If there was an admonition I would give to those who danced around Silent Sam’s corpse Monday night, it would be this: they should know that the sound the statue made when it hit the ground is going to ring like a shot through a deeply divided state. There was already a battle happening at UNC for the heart and soul of the university itself and the statewide system. A largely Republican Board of Governors has shuttered groundbreaking work the university was doing in the Center for Civil Rights and the Poverty Center, and openly feuded with system president Margaret Spellings (who is herself conservative, though apparently not conservative enough for the extremists who run the NC legislature).

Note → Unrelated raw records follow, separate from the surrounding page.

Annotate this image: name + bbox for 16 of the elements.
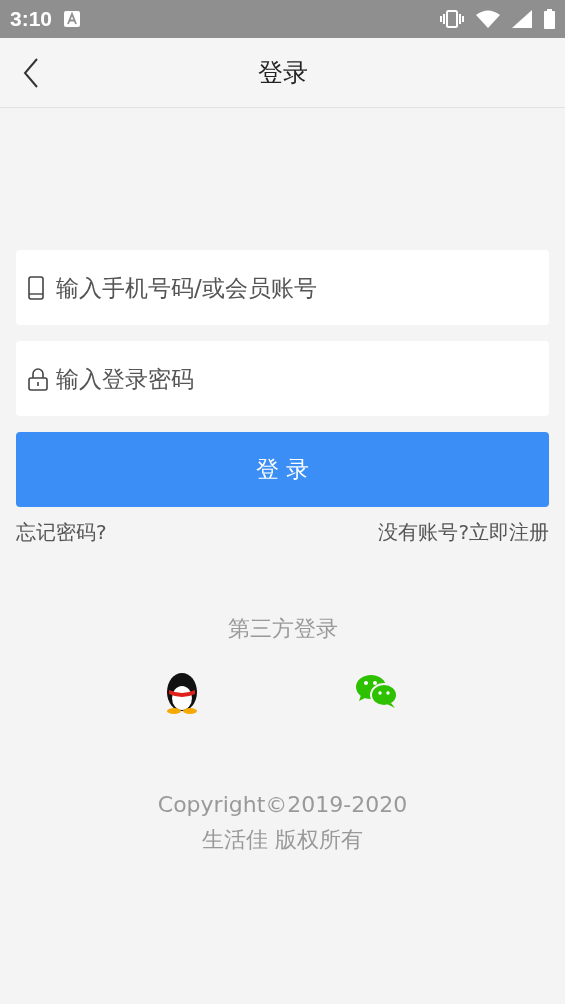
vibrate-icon: [440, 10, 464, 28]
third-party-login-title: 第三方登录: [227, 616, 338, 641]
forgot-password-link[interactable]: 忘记密码?: [16, 519, 107, 546]
copyright-text: 生活佳 版权所有: [202, 826, 363, 854]
wifi-icon: [476, 10, 500, 28]
battery-icon: [544, 9, 555, 29]
copyright-text: Copyright©2019-2020: [157, 792, 408, 817]
status-time: 3:10: [10, 7, 53, 31]
lock-icon: [28, 367, 48, 391]
password-field[interactable]: 输入登录密码: [16, 341, 549, 416]
notification-icon: [64, 11, 81, 27]
account-field[interactable]: 输入手机号码/或会员账号: [16, 250, 549, 325]
phone-icon: [28, 276, 44, 300]
signal-icon: [512, 10, 532, 28]
register-link[interactable]: 没有账号?立即注册: [378, 519, 549, 546]
page-title: 登录: [257, 57, 308, 89]
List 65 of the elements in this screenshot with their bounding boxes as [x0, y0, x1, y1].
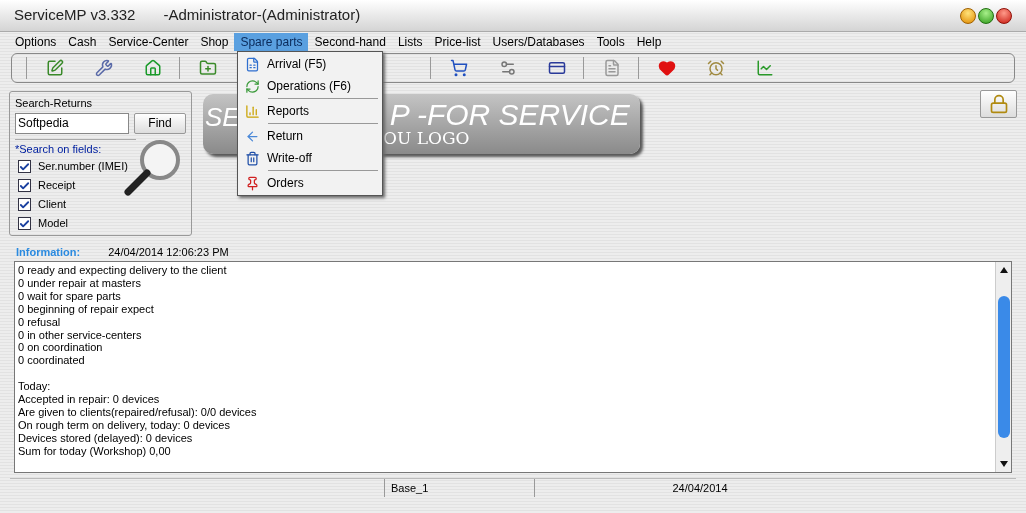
- menu-item[interactable]: Users/Databases: [486, 33, 591, 51]
- scroll-down-icon[interactable]: [999, 461, 1008, 467]
- search-fields-label: *Search on fields:: [15, 141, 103, 157]
- logo-subtitle: OU LOGO: [383, 130, 470, 147]
- status-database: Base_1: [391, 480, 429, 496]
- menu-item[interactable]: Service-Center: [102, 33, 195, 51]
- info-line: Sum for today (Workshop) 0,00: [18, 444, 171, 458]
- minimize-button[interactable]: [960, 7, 976, 24]
- trash-icon: [244, 150, 260, 166]
- info-line: 0 under repair at masters: [18, 276, 141, 290]
- menu-item[interactable]: Tools: [590, 33, 631, 51]
- menu-item[interactable]: Help: [630, 33, 668, 51]
- pin-icon: [244, 175, 260, 191]
- chart-icon: [244, 103, 260, 119]
- checkbox-label: Model: [38, 216, 68, 232]
- info-line: Accepted in repair: 0 devices: [18, 393, 160, 407]
- maximize-button[interactable]: [978, 7, 994, 24]
- info-line: 0 coordinated: [18, 354, 85, 368]
- info-line: 0 ready and expecting delivery to the client: [18, 264, 227, 277]
- info-line: 0 beginning of repair expect: [18, 302, 154, 316]
- info-line: 0 wait for spare parts: [18, 289, 121, 303]
- checkbox-label: Ser.number (IMEI): [38, 159, 128, 175]
- checkbox-label: Client: [38, 197, 67, 213]
- lock-icon: [988, 94, 1009, 114]
- table-icon: [244, 56, 260, 72]
- close-button[interactable]: [996, 7, 1012, 24]
- scrollbar[interactable]: [995, 262, 1011, 472]
- find-button[interactable]: Find: [134, 112, 186, 134]
- menu-item[interactable]: Price-list: [428, 33, 487, 51]
- info-line: Devices stored (delayed): 0 devices: [18, 431, 193, 445]
- dropdown-item[interactable]: Reports: [238, 100, 382, 122]
- search-title: Search-Returns: [15, 96, 94, 111]
- menu-item[interactable]: Lists: [391, 33, 429, 51]
- dropdown-item[interactable]: Arrival (F5): [238, 53, 382, 75]
- info-label: Information:: [16, 244, 81, 260]
- menu-item[interactable]: Shop: [194, 33, 235, 51]
- logo-text: SE: [204, 104, 240, 130]
- info-line: On rough term on delivery, today: 0 devices: [18, 418, 230, 432]
- window-title: ServiceMP v3.332: [14, 5, 136, 26]
- checkbox[interactable]: [18, 198, 31, 211]
- checkbox-label: Receipt: [38, 178, 76, 194]
- search-field[interactable]: Softpedia: [15, 112, 129, 134]
- checkbox[interactable]: [18, 217, 31, 230]
- info-line: 0 refusal: [18, 315, 61, 329]
- scroll-up-icon[interactable]: [999, 267, 1008, 273]
- info-line: 0 on coordination: [18, 341, 103, 355]
- dropdown-item[interactable]: Orders: [238, 172, 382, 194]
- info-line: Today:: [18, 380, 51, 394]
- checkbox[interactable]: [18, 179, 31, 192]
- info-timestamp: 24/04/2014 12:06:23 PM: [108, 244, 229, 260]
- user-label: -Administrator-(Administrator): [163, 5, 361, 26]
- status-date: 24/04/2014: [672, 480, 728, 496]
- logo-text: P -FOR SERVICE: [389, 100, 630, 130]
- info-line: Are given to clients(repaired/refusal): 0/0 devices: [18, 406, 257, 419]
- menu-item[interactable]: Second-hand: [308, 33, 392, 51]
- menu-item[interactable]: Options: [9, 33, 63, 51]
- menu-item[interactable]: Cash: [62, 33, 103, 51]
- menu-item[interactable]: Spare parts: [234, 33, 309, 51]
- dropdown-item[interactable]: Write-off: [238, 147, 382, 169]
- lock-button[interactable]: [980, 90, 1017, 118]
- checkbox[interactable]: [18, 160, 31, 173]
- dropdown-item[interactable]: Return: [238, 125, 382, 147]
- dropdown-item[interactable]: Operations (F6): [238, 75, 382, 97]
- info-line: 0 in other service-centers: [18, 328, 142, 342]
- refresh-icon: [244, 78, 260, 94]
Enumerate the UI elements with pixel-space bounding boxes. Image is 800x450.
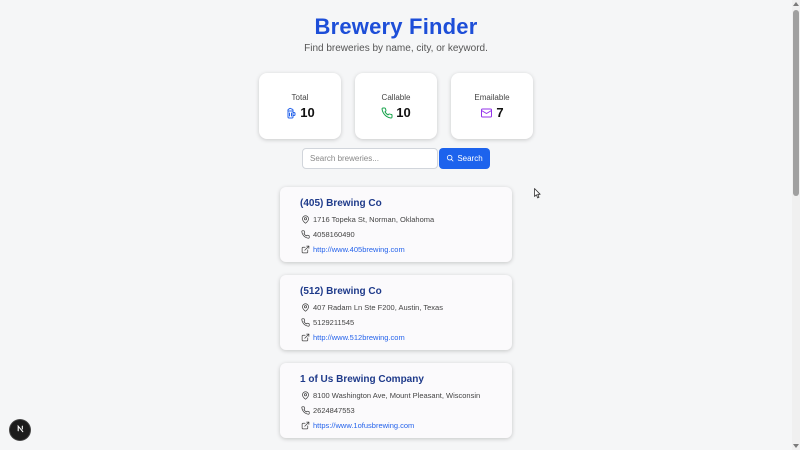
stat-value: 7 [496, 105, 504, 120]
external-link-icon [301, 333, 310, 342]
brewery-website-row: http://www.512brewing.com [301, 333, 405, 342]
external-link-icon [301, 421, 310, 430]
brewery-phone-row: 2624847553 [301, 406, 355, 415]
brewery-name: (405) Brewing Co [300, 198, 382, 209]
map-pin-icon [301, 391, 310, 400]
brewery-website-link[interactable]: https://www.1ofusbrewing.com [313, 421, 414, 430]
brewery-phone-row: 5129211545 [301, 318, 354, 327]
stat-label: Total [291, 93, 309, 102]
brewery-website-row: http://www.405brewing.com [301, 245, 405, 254]
brewery-phone: 4058160490 [313, 230, 355, 239]
phone-icon [301, 318, 310, 327]
brewery-name: 1 of Us Brewing Company [300, 374, 424, 385]
search-input[interactable] [302, 148, 438, 169]
stat-value: 10 [396, 105, 411, 120]
phone-icon [381, 106, 393, 119]
stat-card-emailable: Emailable 7 [451, 73, 533, 139]
search-button[interactable]: Search [439, 148, 490, 169]
brewery-address-row: 1716 Topeka St, Norman, Oklahoma [301, 215, 434, 224]
brewery-address: 407 Radam Ln Ste F200, Austin, Texas [313, 303, 443, 312]
brewery-website-link[interactable]: http://www.512brewing.com [313, 333, 405, 342]
stat-label: Callable [381, 93, 411, 102]
brewery-card: (405) Brewing Co 1716 Topeka St, Norman,… [280, 187, 512, 262]
page-title: Brewery Finder [314, 14, 478, 39]
stat-card-callable: Callable 10 [355, 73, 437, 139]
scrollbar-thumb[interactable] [793, 10, 799, 196]
brewery-address-row: 8100 Washington Ave, Mount Pleasant, Wis… [301, 391, 480, 400]
stat-card-total: Total 10 [259, 73, 341, 139]
stat-value: 10 [300, 105, 315, 120]
brewery-card: (512) Brewing Co 407 Radam Ln Ste F200, … [280, 275, 512, 350]
external-link-icon [301, 245, 310, 254]
brewery-website-link[interactable]: http://www.405brewing.com [313, 245, 405, 254]
brewery-address: 8100 Washington Ave, Mount Pleasant, Wis… [313, 391, 481, 400]
stat-label: Emailable [474, 93, 510, 102]
scroll-down-arrow-icon[interactable] [793, 444, 799, 448]
page-content: Brewery Finder Find breweries by name, c… [0, 0, 792, 450]
search-icon [446, 154, 454, 164]
map-pin-icon [301, 215, 310, 224]
phone-icon [301, 230, 310, 239]
scroll-up-arrow-icon[interactable] [793, 2, 799, 6]
brewery-name: (512) Brewing Co [300, 286, 382, 297]
phone-icon [301, 406, 310, 415]
mail-icon [480, 107, 493, 119]
brewery-website-row: https://www.1ofusbrewing.com [301, 421, 414, 430]
brewery-phone: 2624847553 [313, 406, 355, 415]
map-pin-icon [301, 303, 310, 312]
beer-mug-icon [285, 107, 297, 119]
dev-tools-badge[interactable] [10, 420, 30, 440]
brewery-phone-row: 4058160490 [301, 230, 355, 239]
brewery-address-row: 407 Radam Ln Ste F200, Austin, Texas [301, 303, 443, 312]
search-button-label: Search [457, 154, 483, 163]
mouse-cursor-icon [534, 186, 541, 204]
brewery-address: 1716 Topeka St, Norman, Oklahoma [313, 215, 435, 224]
brewery-card: 1 of Us Brewing Company 8100 Washington … [280, 363, 512, 438]
page-subtitle: Find breweries by name, city, or keyword… [304, 43, 488, 54]
next-logo-icon [15, 421, 26, 439]
brewery-phone: 5129211545 [313, 318, 355, 327]
vertical-scrollbar[interactable] [792, 0, 800, 450]
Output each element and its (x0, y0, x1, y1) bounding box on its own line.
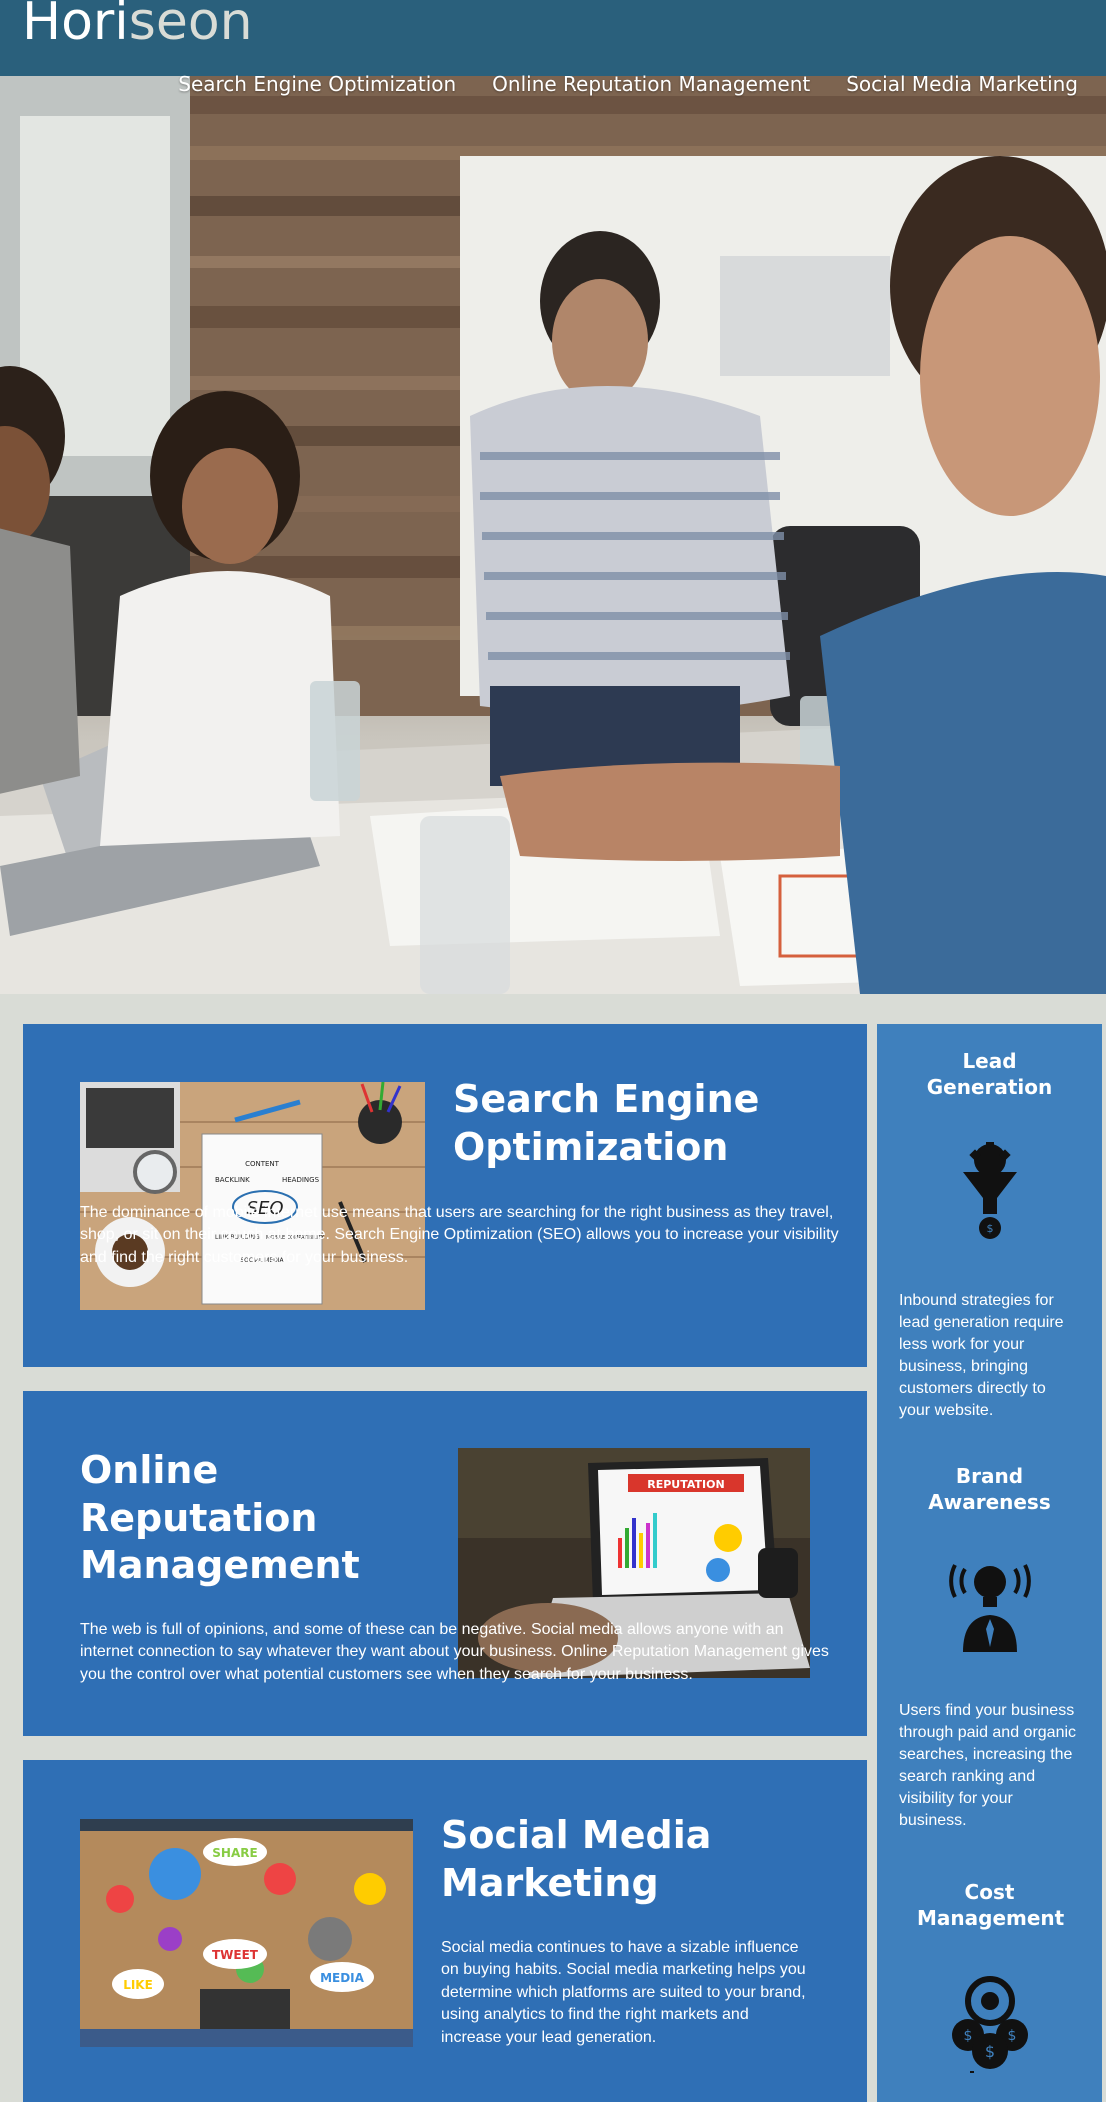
card-orm-body: The web is full of opinions, and some of… (80, 1621, 829, 1683)
hero-image (0, 76, 1106, 994)
card-seo-title: Search Engine Optimization (453, 1077, 760, 1169)
seo-img-label-backlink: BACKLINK (215, 1176, 250, 1184)
seo-img-label-headings: HEADINGS (282, 1176, 320, 1184)
svg-text:$: $ (963, 2028, 972, 2044)
benefit-lead-body: Inbound strategies for lead generation r… (899, 1292, 1064, 1420)
site-header: Horiseon (0, 0, 1106, 76)
nav-link-seo[interactable]: Search Engine Optimization (178, 72, 456, 96)
smm-img-label-tweet: TWEET (212, 1948, 259, 1962)
benefit-lead-generation: Lead Generation $ Inbound strategies for… (877, 1048, 1102, 1422)
benefit-brand-body: Users find your business through paid an… (899, 1702, 1077, 1830)
site-logo[interactable]: Horiseon (22, 0, 253, 52)
smm-img-label-like: LIKE (123, 1978, 153, 1992)
card-smm-body: Social media continues to have a sizable… (441, 1939, 806, 2046)
smm-img-label-share: SHARE (212, 1846, 257, 1860)
brand-lightbulb-icon (948, 1564, 1031, 1652)
card-smm: SHARE TWEET LIKE MEDIA Social Media Mark… (23, 1760, 867, 2102)
seo-image: CONTENT BACKLINK HEADINGS SEO LINK BUILD… (80, 1082, 425, 1310)
card-orm: Online Reputation Management REPUTATION (23, 1391, 867, 1736)
cost-coins-icon: $ $ $ (951, 1976, 1028, 2073)
lead-funnel-icon: $ (962, 1142, 1017, 1239)
nav-link-orm[interactable]: Online Reputation Management (492, 72, 810, 96)
orm-img-label: REPUTATION (647, 1478, 724, 1491)
card-smm-title: Social Media Marketing (441, 1813, 712, 1905)
smm-image: SHARE TWEET LIKE MEDIA (80, 1819, 413, 2047)
benefit-lead-title: Lead Generation (926, 1049, 1053, 1099)
card-seo-body: The dominance of mobile internet use mea… (80, 1204, 839, 1266)
card-seo: CONTENT BACKLINK HEADINGS SEO LINK BUILD… (23, 1024, 867, 1367)
hero-illustration (0, 76, 1106, 994)
benefit-cost-title: Cost Management (917, 1880, 1065, 1930)
seo-img-label-content: CONTENT (245, 1160, 280, 1168)
main-nav: Search Engine Optimization Online Reputa… (178, 72, 1078, 96)
svg-text:$: $ (986, 1222, 993, 1235)
logo-text-hori: Hori (22, 0, 129, 52)
benefit-brand-awareness: Brand Awareness Users find your business… (877, 1463, 1102, 1832)
nav-link-smm[interactable]: Social Media Marketing (846, 72, 1078, 96)
card-orm-title: Online Reputation Management (80, 1448, 360, 1587)
benefits-sidebar: Lead Generation $ Inbound strategies for… (877, 1024, 1102, 2102)
logo-text-seon: seon (128, 0, 253, 52)
svg-text:$: $ (1007, 2028, 1016, 2044)
benefit-brand-title: Brand Awareness (928, 1464, 1051, 1514)
smm-img-label-media: MEDIA (320, 1971, 365, 1985)
benefit-cost-management: Cost Management $ $ $ (877, 1879, 1102, 2073)
svg-text:$: $ (984, 2042, 994, 2061)
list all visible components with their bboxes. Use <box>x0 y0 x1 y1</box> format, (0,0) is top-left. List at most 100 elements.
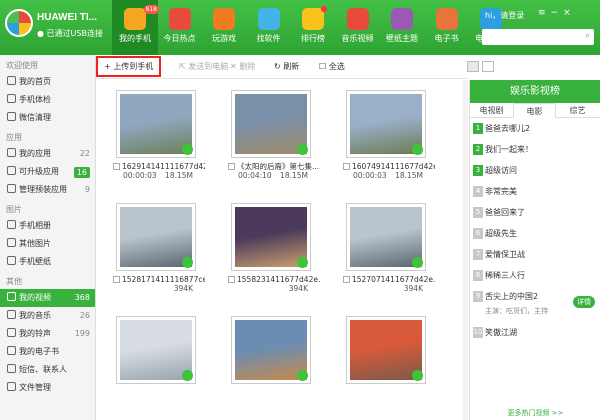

There will be reaction from people in powerful places. Those who toppled Silent Sam are going to be villainized, perhaps prosecuted, and used as a tool for preying on the fears of white North Carolinians (and perhaps white Americans) who are still devotees of the politics of white supremacy. I suppose Monday night felt like a victory for those who have organized and worked for the monument’s removal. But as I looked at the image of that statue face down in the dirt, all I could think was that it was the end of another battle in a war we just can’t quit fighting, because we can’t tell the truth about why we started.

The Rev. Chris Furr is Senior Pastor of Covenant Christian Church in Cary, North Carolina. He and his wife, Katie, have two sons.